He watches me. “Are you saying your relationship with him is?—”
“A ruse? Yes. We’re friends. That’s it.”
The air in the kitchen goes deathly still. His face empties in that dangerous way it does when too many emotions hit him at once and he chooses to show none of them.
“A marriage of convenience,” he says at last, his voice flat. “To protect you.”
“Yes.”
“And he agreed to raise my child as his.”
“He agreed to help me survive.”
Something flashes in his eyes then. Not gratitude. A male,brutal sort of offense that makes me want to slap him all over again.
I fold my arms tighter over myself. “Don’t look at me like that.”
“Like what?”
“Like he stole something from you.”
His laugh is short and vicious. “Didn’t he?”
“No.” My voice sharpens. “Because I’m not a thing you get to lose and find again, Lorenzo.”
His jaw locks.
I can see him trying to recalibrate. Trying to fit this new truth into the version of events he has been carrying around like a blade.

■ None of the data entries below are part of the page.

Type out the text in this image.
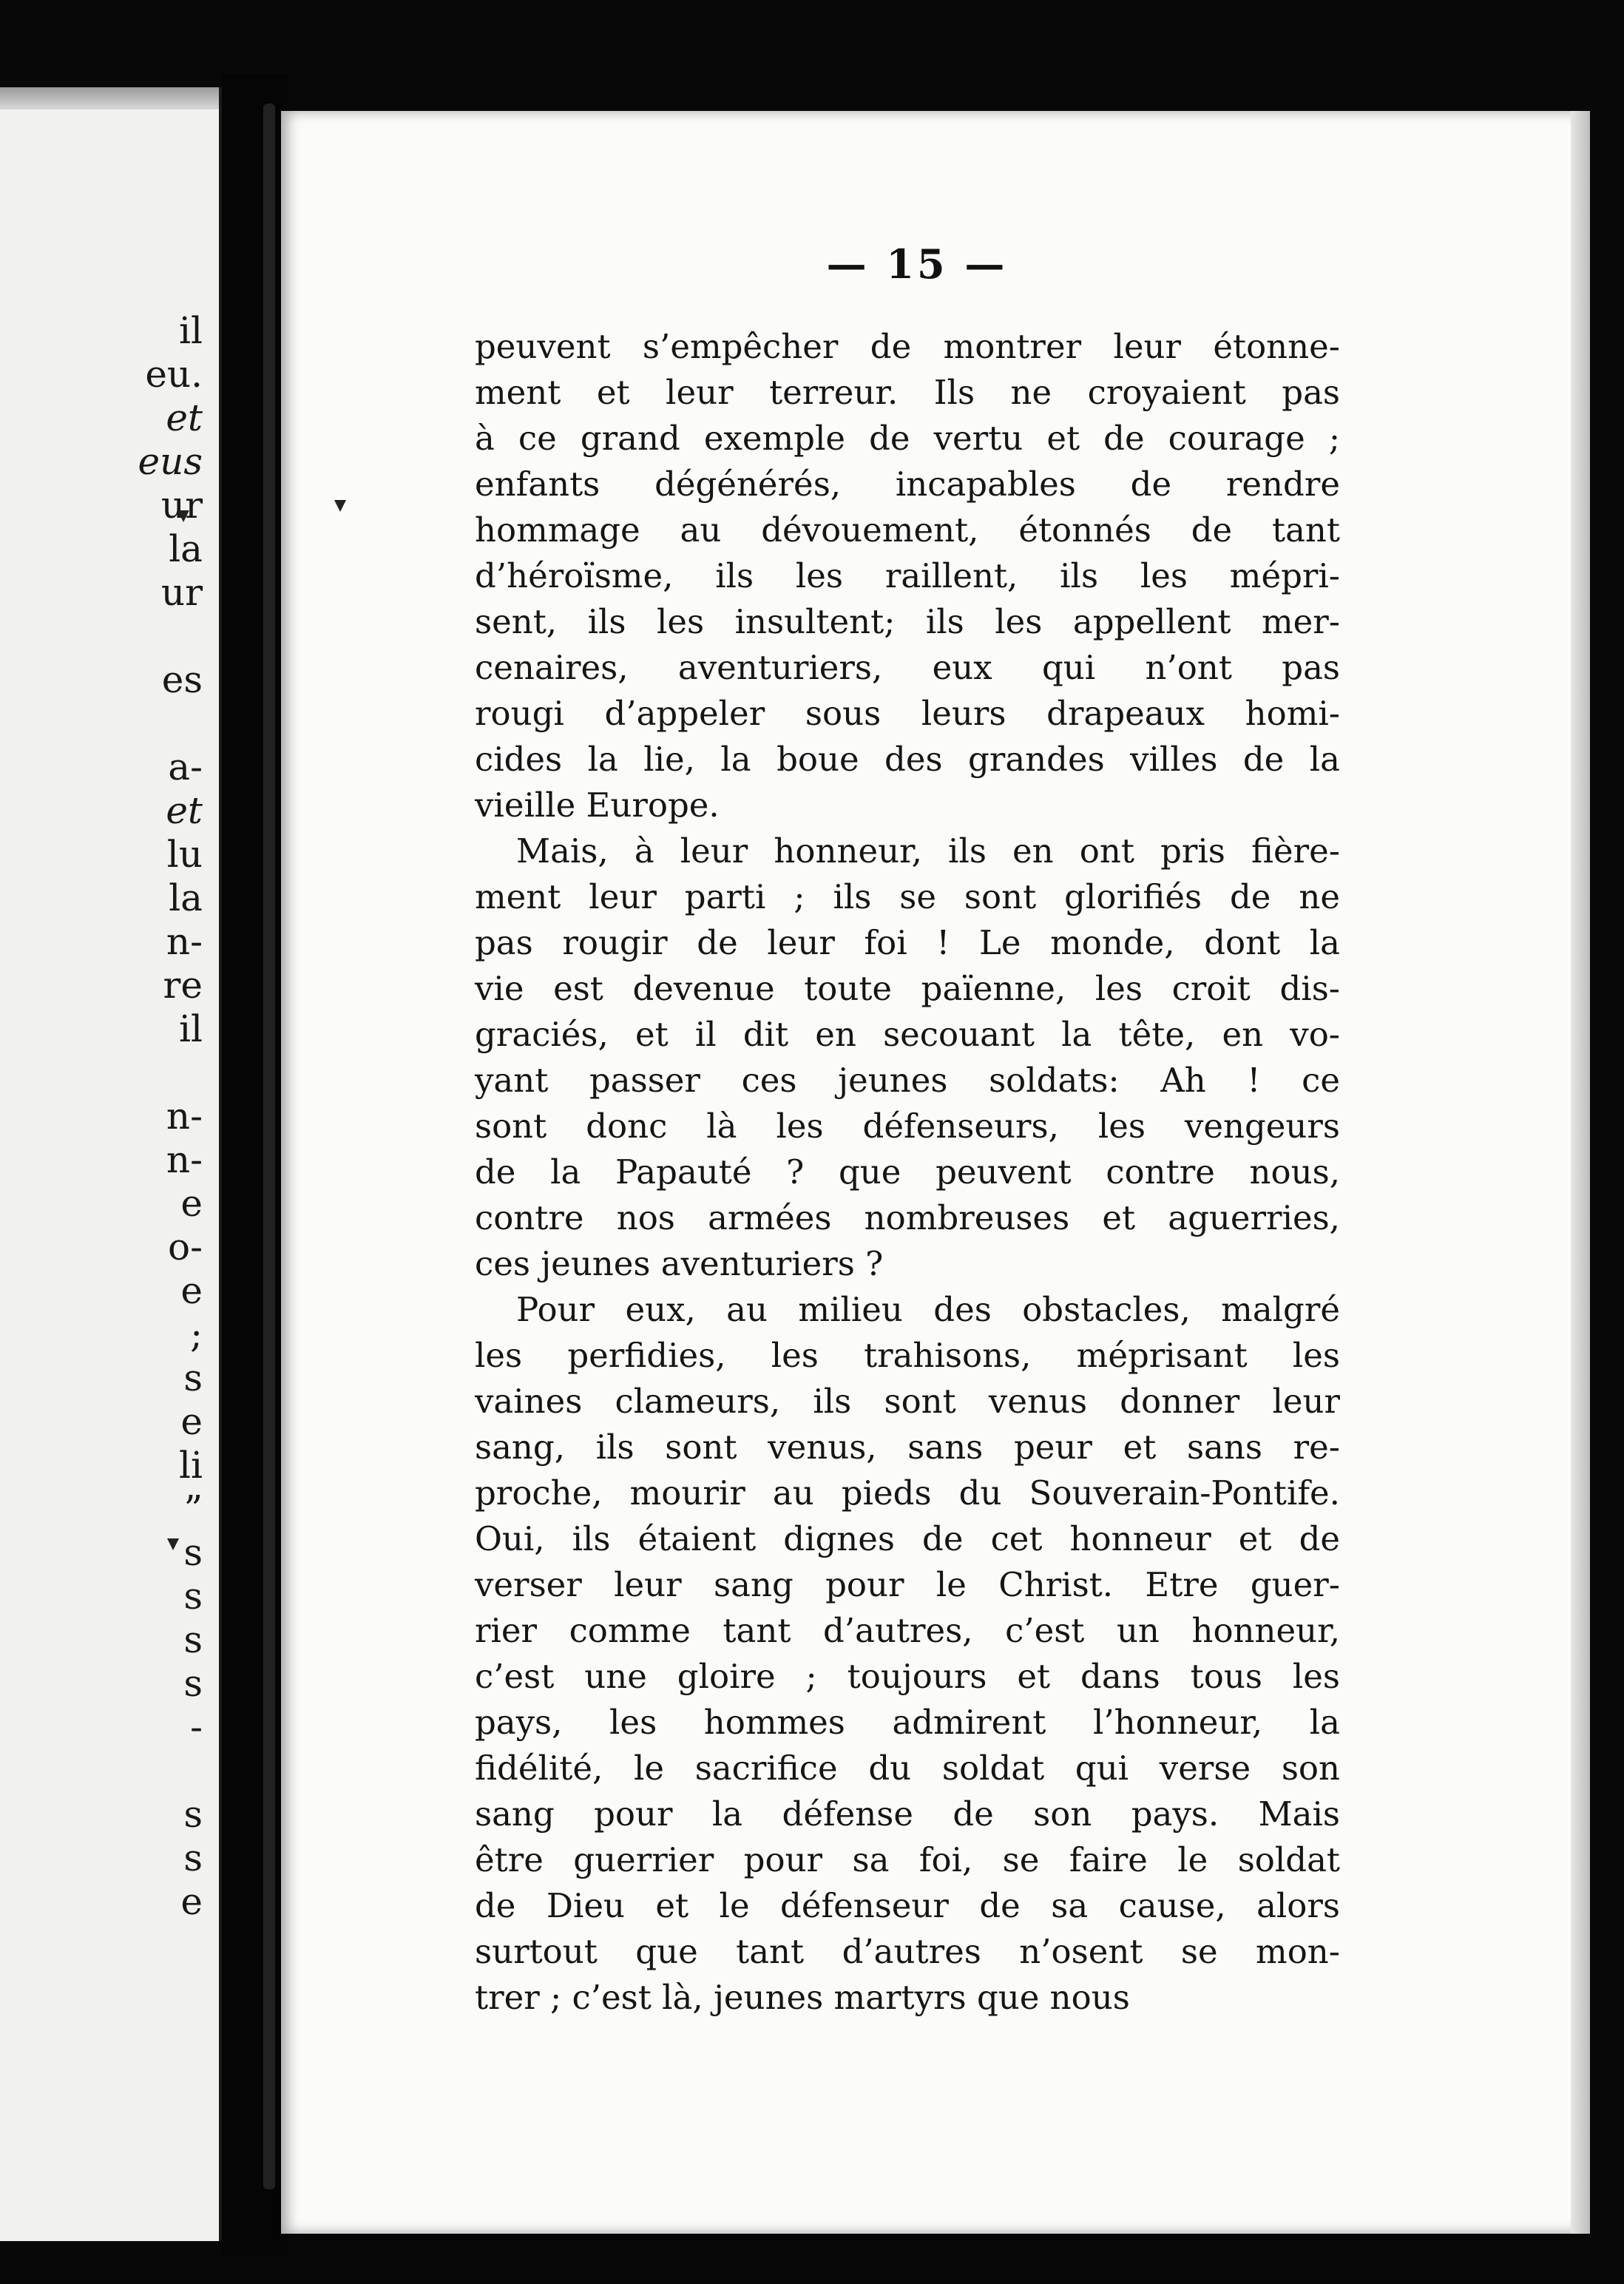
il
eu.
et
eus
ur
la
ur
es
a-
et
lu
la
n-
re
il
n-
n-
e
o-
e
;
s
e
li
”
s
s
s
s
-
s
s
e
— 15 —

peuvent s’empêcher de montrer leur étonne-
ment et leur terreur. Ils ne croyaient pas
à ce grand exemple de vertu et de courage ;
enfants dégénérés, incapables de rendre
hommage au dévouement, étonnés de tant
d’héroïsme, ils les raillent, ils les mépri-
sent, ils les insultent; ils les appellent mer-
cenaires, aventuriers, eux qui n’ont pas
rougi d’appeler sous leurs drapeaux homi-
cides la lie, la boue des grandes villes de la
vieille Europe.

Mais, à leur honneur, ils en ont pris fière-
ment leur parti ; ils se sont glorifiés de ne
pas rougir de leur foi ! Le monde, dont la
vie est devenue toute païenne, les croit dis-
graciés, et il dit en secouant la tête, en vo-
yant passer ces jeunes soldats: Ah ! ce
sont donc là les défenseurs, les vengeurs
de la Papauté ? que peuvent contre nous,
contre nos armées nombreuses et aguerries,
ces jeunes aventuriers ?

Pour eux, au milieu des obstacles, malgré
les perfidies, les trahisons, méprisant les
vaines clameurs, ils sont venus donner leur
sang, ils sont venus, sans peur et sans re-
proche, mourir au pieds du Souverain-Pontife.
Oui, ils étaient dignes de cet honneur et de
verser leur sang pour le Christ. Etre guer-
rier comme tant d’autres, c’est un honneur,
c’est une gloire ; toujours et dans tous les
pays, les hommes admirent l’honneur, la
fidélité, le sacrifice du soldat qui verse son
sang pour la défense de son pays. Mais
être guerrier pour sa foi, se faire le soldat
de Dieu et le défenseur de sa cause, alors
surtout que tant d’autres n’osent se mon-
trer ; c’est là, jeunes martyrs que nous
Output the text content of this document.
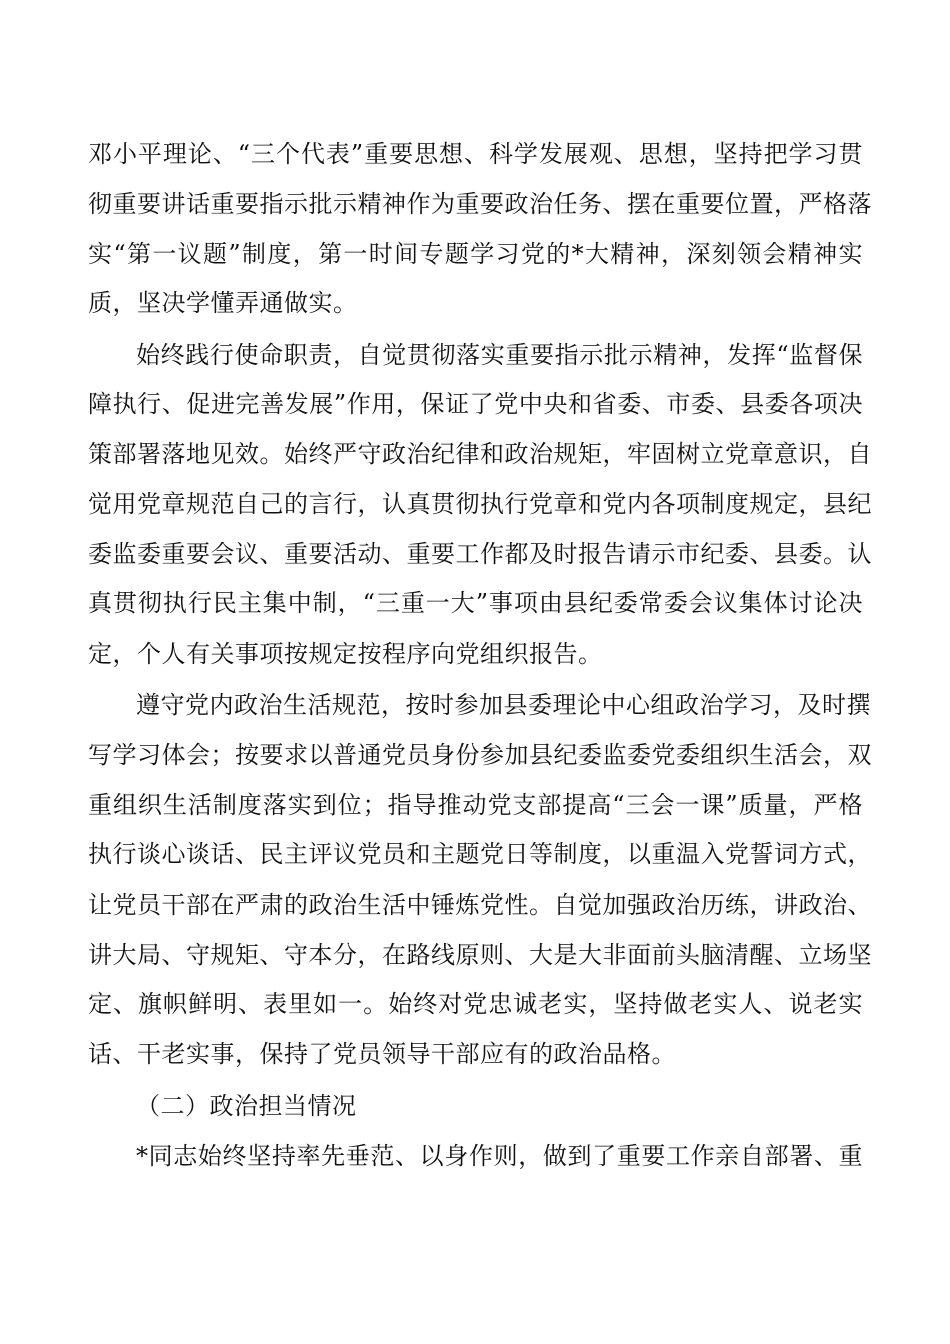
邓小平理论、“三个代表”重要思想、科学发展观、思想，坚持把学习贯

彻重要讲话重要指示批示精神作为重要政治任务、摆在重要位置，严格落

实“第一议题”制度，第一时间专题学习党的*大精神，深刻领会精神实

质，坚决学懂弄通做实。

始终践行使命职责，自觉贯彻落实重要指示批示精神，发挥“监督保

障执行、促进完善发展”作用，保证了党中央和省委、市委、县委各项决

策部署落地见效。始终严守政治纪律和政治规矩，牢固树立党章意识，自

觉用党章规范自己的言行，认真贯彻执行党章和党内各项制度规定，县纪

委监委重要会议、重要活动、重要工作都及时报告请示市纪委、县委。认

真贯彻执行民主集中制，“三重一大”事项由县纪委常委会议集体讨论决

定，个人有关事项按规定按程序向党组织报告。

遵守党内政治生活规范，按时参加县委理论中心组政治学习，及时撰

写学习体会；按要求以普通党员身份参加县纪委监委党委组织生活会，双

重组织生活制度落实到位；指导推动党支部提高“三会一课”质量，严格

执行谈心谈话、民主评议党员和主题党日等制度，以重温入党誓词方式，

让党员干部在严肃的政治生活中锤炼党性。自觉加强政治历练，讲政治、

讲大局、守规矩、守本分，在路线原则、大是大非面前头脑清醒、立场坚

定、旗帜鲜明、表里如一。始终对党忠诚老实，坚持做老实人、说老实

话、干老实事，保持了党员领导干部应有的政治品格。

（二）政治担当情况

*同志始终坚持率先垂范、以身作则，做到了重要工作亲自部署、重
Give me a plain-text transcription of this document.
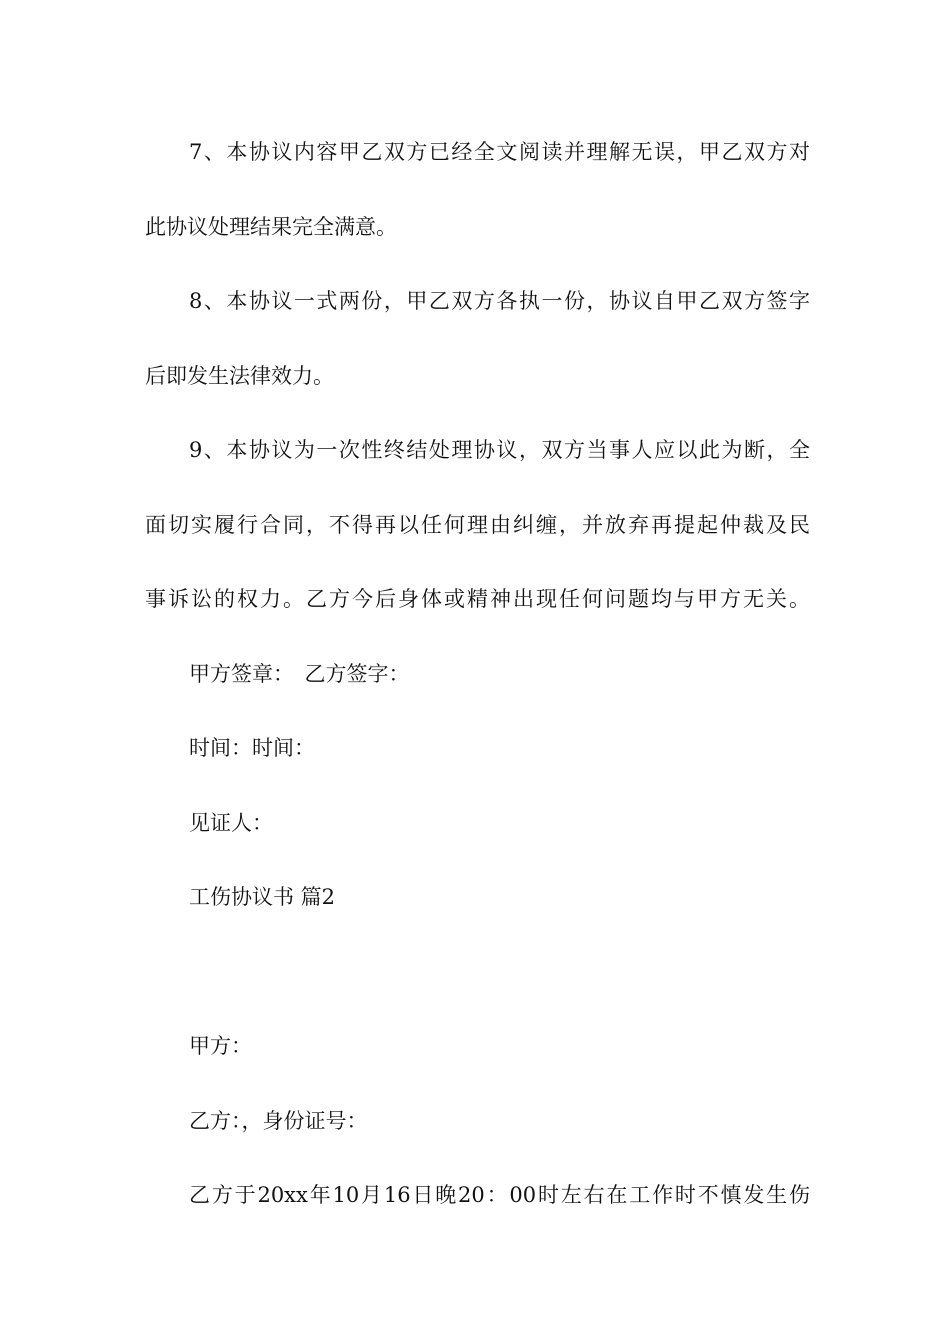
7、本协议内容甲乙双方已经全文阅读并理解无误，甲乙双方对
此协议处理结果完全满意。
8、本协议一式两份，甲乙双方各执一份，协议自甲乙双方签字
后即发生法律效力。
9、本协议为一次性终结处理协议，双方当事人应以此为断，全
面切实履行合同，不得再以任何理由纠缠，并放弃再提起仲裁及民
事诉讼的权力。乙方今后身体或精神出现任何问题均与甲方无关。
甲方签章：　乙方签字：
时间：时间：
见证人：
工伤协议书 篇2
甲方：
乙方：，身份证号：
乙方于20xx年10月16日晚20：00时左右在工作时不慎发生伤
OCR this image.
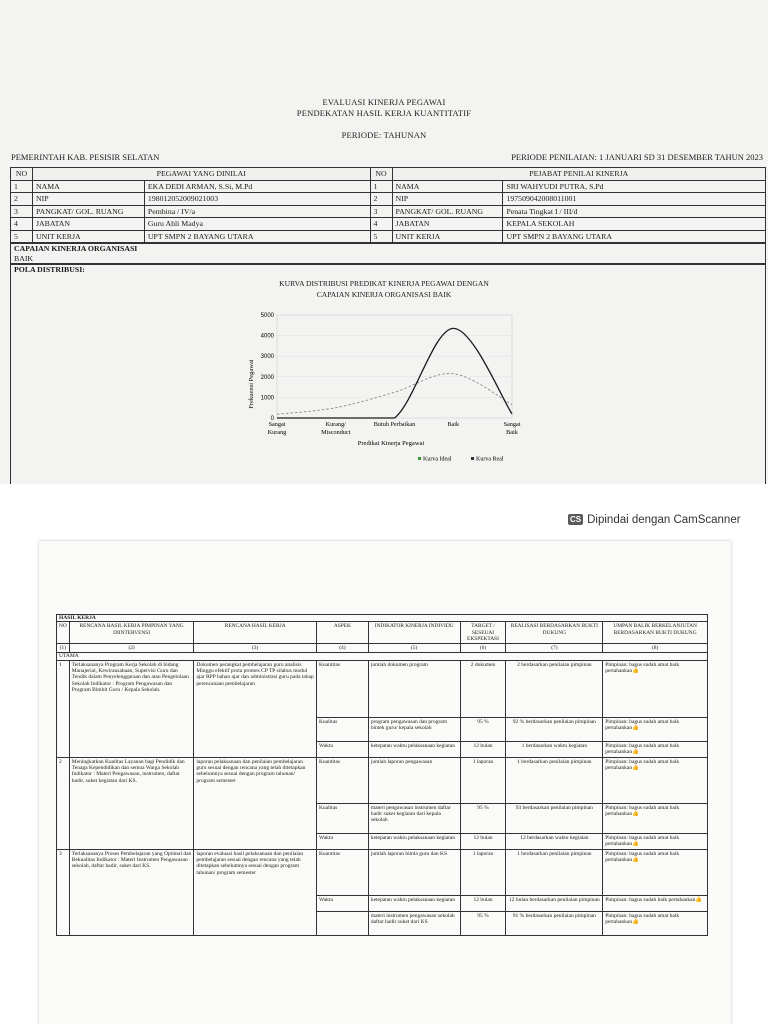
EVALUASI KINERJA PEGAWAI
PENDEKATAN HASIL KERJA KUANTITATIF
PERIODE: TAHUNAN
PEMERINTAH KAB. PESISIR SELATAN	PERIODE PENILAIAN: 1 JANUARI SD 31 DESEMBER TAHUN 2023
NO	PEGAWAI YANG DINILAI		NO	PEJABAT PENILAI KINERJA	
1	NAMA	EKA DEDI ARMAN, S.Si, M.Pd	1	NAMA	SRI WAHYUDI PUTRA, S.Pd
2	NIP	198012052009021003	2	NIP	197509042008011001
3	PANGKAT/ GOL. RUANG	Pembina / IV/a	3	PANGKAT/ GOL. RUANG	Penata Tingkat I / III/d
4	JABATAN	Guru Ahli Madya	4	JABATAN	KEPALA SEKOLAH
5	UNIT KERJA	UPT SMPN 2 BAYANG UTARA	5	UNIT KERJA	UPT SMPN 2 BAYANG UTARA
CAPAIAN KINERJA ORGANISASI
BAIK
POLA DISTRIBUSI:
KURVA DISTRIBUSI PREDIKAT KINERJA PEGAWAI DENGAN
CAPAIAN KINERJA ORGANISASI BAIK
Frekuensi Pegawai
0
1000
2000
3000
4000
5000
Sangat Kurang
Kurang/ Misconduct
Butuh Perbaikan	Baik	Sangat Baik
Predikat Kinerja Pegawai
Kurva Ideal	Kurva Real
CS Dipindai dengan CamScanner
HASIL KERJA							
NO	RENCANA HASIL KERJA PIMPINAN YANG DIINTERVENSI	RENCANA HASIL KERJA	ASPEK	INDIKATOR KINERJA INDIVIDU	TARGET / SESEUAI EKSPEKTASI	REALISASI BERDASARKAN BUKTI DUKUNG	UMPAN BALIK BERKELANJUTAN BERDASARKAN BUKTI DUKUNG
(1)	(2)	(3)	(4)	(5)	(6)	(7)	(8)
UTAMA							
1	Terlaksananya Program Kerja Sekolah di bidang Manajerial, Kewirausahaan, Supervisi Guru dan Tendik dalam Penyelenggaraan dan atau Pengelolaan Sekolah Indikator : Program Pengawasan dan Program Bimbit Guru / Kepala Sekolah.	Dokumen perangkat pembelajaran guru analisis Minggu efektif prota promes CP TP silabus modul ajar RPP bahan ajar dan administrasi guru pada tahap perencanaan pembelajaran	Kuantitas	jumlah dokumen program	2 dokumen	2 berdasarkan penilaian pimpinan	Pimpinan: bagus sudah amat baik pertahankan👍
			Kualitas	program pengawasan dan program bintek guru/ kepala sekolah	95 %	92 % berdasarkan penilaian pimpinan	Pimpinan: bagus sudah amat baik pertahankan👍
			Waktu	ketepatan waktu pelaksanaan kegiatan	12 bulan	1 berdasarkan waktu kegiatan	Pimpinan: bagus sudah amat baik pertahankan👍
2	Meningkatkan Kualitas Layanan bagi Pendidik dan Tenaga Kependidikan dan semua Warga Sekolah Indikator : Materi Pengawasan, instrumen, daftar hadir, suket kegiatan dari KS.	laporan pelaksanaan dan penilaian pembelajaran guru sesuai dengan rencana yang telah ditetapkan sebelumnya sesuai dengan program tahunan/ program semester	Kuantitas	jumlah laporan pengawasan	1 laporan	1 berdasarkan penilaian pimpinan	Pimpinan: bagus sudah amat baik pertahankan👍
			Kualitas	materi pengawasan instrumen daftar hadir suket kegiatan dari kepala sekolah	95 %	93 berdasarkan penilaian pimpinan	Pimpinan: bagus sudah amat baik pertahankan👍
			Waktu	ketepatan waktu pelaksanaan kegiatan	12 bulan	12 berdasarkan waktu kegiatan	Pimpinan: bagus sudah amat baik pertahankan👍
3	Terlaksananya Proses Pembelajaran yang Optimal dan Bekualitas Indikator : Materi Instrumen Pengawasan sekolah, daftar hadir, suket dari KS.	laporan evaluasi hasil pelaksanaan dan penilaian pembelajaran sesuai dengan rencana yang telah ditetapkan sebelumnya sesuai dengan program tahunan/ program semester	Kuantitas	jumlah laporan bimla guru dan KS	1 laporan	1 berdasarkan penilaian pimpinan	Pimpinan: bagus sudah amat baik pertahankan👍
			Waktu	ketepatan waktu pelaksanaan kegiatan	12 bulan	12 bulan berdasarkan penilaian pimpinan	Pimpinan: bagus sudah baik pertahankan👍
				materi instrumen pengawasan sekolah daftar hadir suket dari KS	95 %	91 % berdasarkan penilaian pimpinan	Pimpinan: bagus sudah amat baik pertahankan👍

But the old wound is still there, and men like Lorenzo don’t let go of a grievance just because a bigger one has appeared.
I take a breath and force myself to say the next part.
“And what about Francesca?”
His gaze snaps to mine.
I press on anyway, because someone has to say the ugly part out loud. “How do you think your wife is going to feel when she finds out you’ve got your pregnant mistress hidden blocks away from her?”
His face darkens. “Elizabeth.”
“No.” I shake my head. “It’s a real question. What exactly is your plan here? Keep me in this penthouse forever? Play house with me while Francesca waits politely on the side with your other child and pretends her husband hasn’t humiliated her?”
My voice cracks on the last word, and I hate that it does.
Hate that part of this hurts because I can imagine it too clearly—Francesca hearing the whispers, piecing it together, realizing she was traded for me without ever being asked what she wanted.
Lorenzo goes still.
“She is not your concern.”
“Maybe she should be,” I fire back. “Because apparently I’m the only one in this room thinking past the next five minutes.”
His mouth tightens into a hard line. “You think sending you back to Russo solves this?”
“One hundred percent.”
“No.”
“Yes,” I snap, stepping closer. “Because whatever this is between us, it is not sustainable. Not with your wife. Not with your enemies. Not with the fact that you have spent weeks treating me like something you can lock away until I behave.”